Simenon : « Je n'écrirai plus »
In « 24 heures » du 7 février 1973

Commentaire de Noëlle Loriot

  • Noëlle Loriot commente la décision prise par Simenon de cesser d'écrire (une décision que l'auteur a expliquée à Henri-Charles Tauxe, dans une interview exclusive accordée au quotidien lausannois « 24 heures » le mercredi 7 février 1973) :


  • Simenon et ses derniers romans
    In « 813 » du [ ? ]
    1981.


      Simenon et ses derniers romans.
    Noëlle Loriot.
    In « 813 », n° 3 de [ ? ] 1981 ; couverture illustrée par Bilal (collection privée).


    Bien que Georges Simenon ait signé plus de deux cents romans, nous n'en finissons pas de regretter qu'il ait mis fin à sa carrière. Illogisme de ses admirateurs - dont je suis - car, d'une part, rares sont ceux qui ont lu tous ses livres ; d'autre part, la création littéraire représentait pour Simenon une telle tension, une telle fatigue (un roman bouclé en une dizaine de jours) qu'il est déjà étonnant qu'il ait pu réaliser une si belle performance.

    Je me rappelle lui avoir reproché (dans « La Quinzaine littéraire ») à propos de l'un de ses Maigret, d'avoir affublé d'un chapeau un jeune homme de vingt ans. Je disais en substance : réveillez-vous, Monsieur Simenon et regardez autour de vous : le monde a bougé, les adolescents ne portent plus de chapeau mais des cheveux longs.

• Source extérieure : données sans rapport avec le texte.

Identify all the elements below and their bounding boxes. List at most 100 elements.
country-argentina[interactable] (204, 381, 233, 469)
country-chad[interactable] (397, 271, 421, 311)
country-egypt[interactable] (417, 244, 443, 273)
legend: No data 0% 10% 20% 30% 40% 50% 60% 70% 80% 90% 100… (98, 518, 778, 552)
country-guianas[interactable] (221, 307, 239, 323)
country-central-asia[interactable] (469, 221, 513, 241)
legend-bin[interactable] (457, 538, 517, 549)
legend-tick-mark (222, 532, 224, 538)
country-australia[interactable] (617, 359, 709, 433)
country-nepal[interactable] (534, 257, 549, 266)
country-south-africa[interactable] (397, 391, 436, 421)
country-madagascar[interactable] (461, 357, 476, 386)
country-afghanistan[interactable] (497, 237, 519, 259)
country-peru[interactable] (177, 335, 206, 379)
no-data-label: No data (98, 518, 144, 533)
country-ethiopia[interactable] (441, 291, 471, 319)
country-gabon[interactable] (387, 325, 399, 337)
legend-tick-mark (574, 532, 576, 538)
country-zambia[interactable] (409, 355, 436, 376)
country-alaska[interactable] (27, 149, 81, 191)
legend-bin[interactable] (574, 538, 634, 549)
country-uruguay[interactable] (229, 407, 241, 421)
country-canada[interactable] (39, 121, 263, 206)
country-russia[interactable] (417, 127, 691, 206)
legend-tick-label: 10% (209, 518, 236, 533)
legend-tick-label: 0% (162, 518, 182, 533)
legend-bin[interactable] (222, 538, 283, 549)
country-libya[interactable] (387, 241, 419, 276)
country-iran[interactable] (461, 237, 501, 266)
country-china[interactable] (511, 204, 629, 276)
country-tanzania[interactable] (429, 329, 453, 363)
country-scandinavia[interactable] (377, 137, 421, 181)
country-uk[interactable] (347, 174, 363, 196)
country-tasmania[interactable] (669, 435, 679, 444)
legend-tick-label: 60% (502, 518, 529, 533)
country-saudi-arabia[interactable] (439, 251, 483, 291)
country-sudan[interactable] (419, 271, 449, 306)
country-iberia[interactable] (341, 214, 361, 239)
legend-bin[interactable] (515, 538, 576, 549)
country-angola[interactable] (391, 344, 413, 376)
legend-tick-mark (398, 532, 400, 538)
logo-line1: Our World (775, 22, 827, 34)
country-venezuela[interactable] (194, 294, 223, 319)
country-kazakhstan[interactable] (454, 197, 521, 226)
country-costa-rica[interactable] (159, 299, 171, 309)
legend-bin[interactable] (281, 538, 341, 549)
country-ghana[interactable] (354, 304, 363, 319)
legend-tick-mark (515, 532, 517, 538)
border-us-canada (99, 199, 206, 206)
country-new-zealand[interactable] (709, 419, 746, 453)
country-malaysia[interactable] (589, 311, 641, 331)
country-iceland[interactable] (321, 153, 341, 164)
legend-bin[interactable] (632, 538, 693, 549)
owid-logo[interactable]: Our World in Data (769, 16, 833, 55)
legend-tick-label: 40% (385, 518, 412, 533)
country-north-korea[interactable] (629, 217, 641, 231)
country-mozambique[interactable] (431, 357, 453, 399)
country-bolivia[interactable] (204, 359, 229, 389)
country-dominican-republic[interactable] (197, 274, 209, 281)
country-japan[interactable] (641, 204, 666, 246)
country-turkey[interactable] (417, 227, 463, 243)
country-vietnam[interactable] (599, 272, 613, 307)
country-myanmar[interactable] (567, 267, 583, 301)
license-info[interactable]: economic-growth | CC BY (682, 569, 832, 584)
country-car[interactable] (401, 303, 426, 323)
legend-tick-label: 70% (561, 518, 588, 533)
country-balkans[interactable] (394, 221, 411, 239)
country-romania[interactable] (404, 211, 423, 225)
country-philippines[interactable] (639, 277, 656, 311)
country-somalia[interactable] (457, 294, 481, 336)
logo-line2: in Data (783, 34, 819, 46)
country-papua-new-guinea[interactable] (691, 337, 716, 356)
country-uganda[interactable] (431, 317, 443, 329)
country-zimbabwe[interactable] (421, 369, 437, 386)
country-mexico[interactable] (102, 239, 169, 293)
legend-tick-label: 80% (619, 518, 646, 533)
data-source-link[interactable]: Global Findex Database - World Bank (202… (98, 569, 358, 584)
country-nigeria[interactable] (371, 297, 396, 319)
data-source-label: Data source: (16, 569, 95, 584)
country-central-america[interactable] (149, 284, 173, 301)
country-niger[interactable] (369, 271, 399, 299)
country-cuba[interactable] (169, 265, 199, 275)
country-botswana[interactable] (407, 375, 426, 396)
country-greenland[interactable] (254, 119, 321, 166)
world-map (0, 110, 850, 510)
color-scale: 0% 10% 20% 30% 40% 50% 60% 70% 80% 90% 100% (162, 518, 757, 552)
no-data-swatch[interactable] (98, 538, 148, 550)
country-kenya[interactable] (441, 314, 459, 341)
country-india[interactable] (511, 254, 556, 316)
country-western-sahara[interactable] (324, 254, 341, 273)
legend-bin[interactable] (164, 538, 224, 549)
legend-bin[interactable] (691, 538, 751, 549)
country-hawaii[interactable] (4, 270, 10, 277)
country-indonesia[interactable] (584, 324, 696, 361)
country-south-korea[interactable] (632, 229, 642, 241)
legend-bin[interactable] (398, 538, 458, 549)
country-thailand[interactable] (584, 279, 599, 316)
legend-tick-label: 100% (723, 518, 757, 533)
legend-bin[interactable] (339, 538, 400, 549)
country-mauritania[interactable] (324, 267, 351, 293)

    Ce n'était pas méchant ; c'était inutile. Un simple détail de mode vestimentaire qui pouvait être balayé par la fameuse boutade de Coco Chanel : La mode, c'est ce qui se démode. Comme tous les grands romanciers, Simenon avait décrit les vingt ans de son héros avec la mémoire nostalgique de ses propres vingt ans. Or à cette époque, il portait déjà un chapeau ; il en porte encore.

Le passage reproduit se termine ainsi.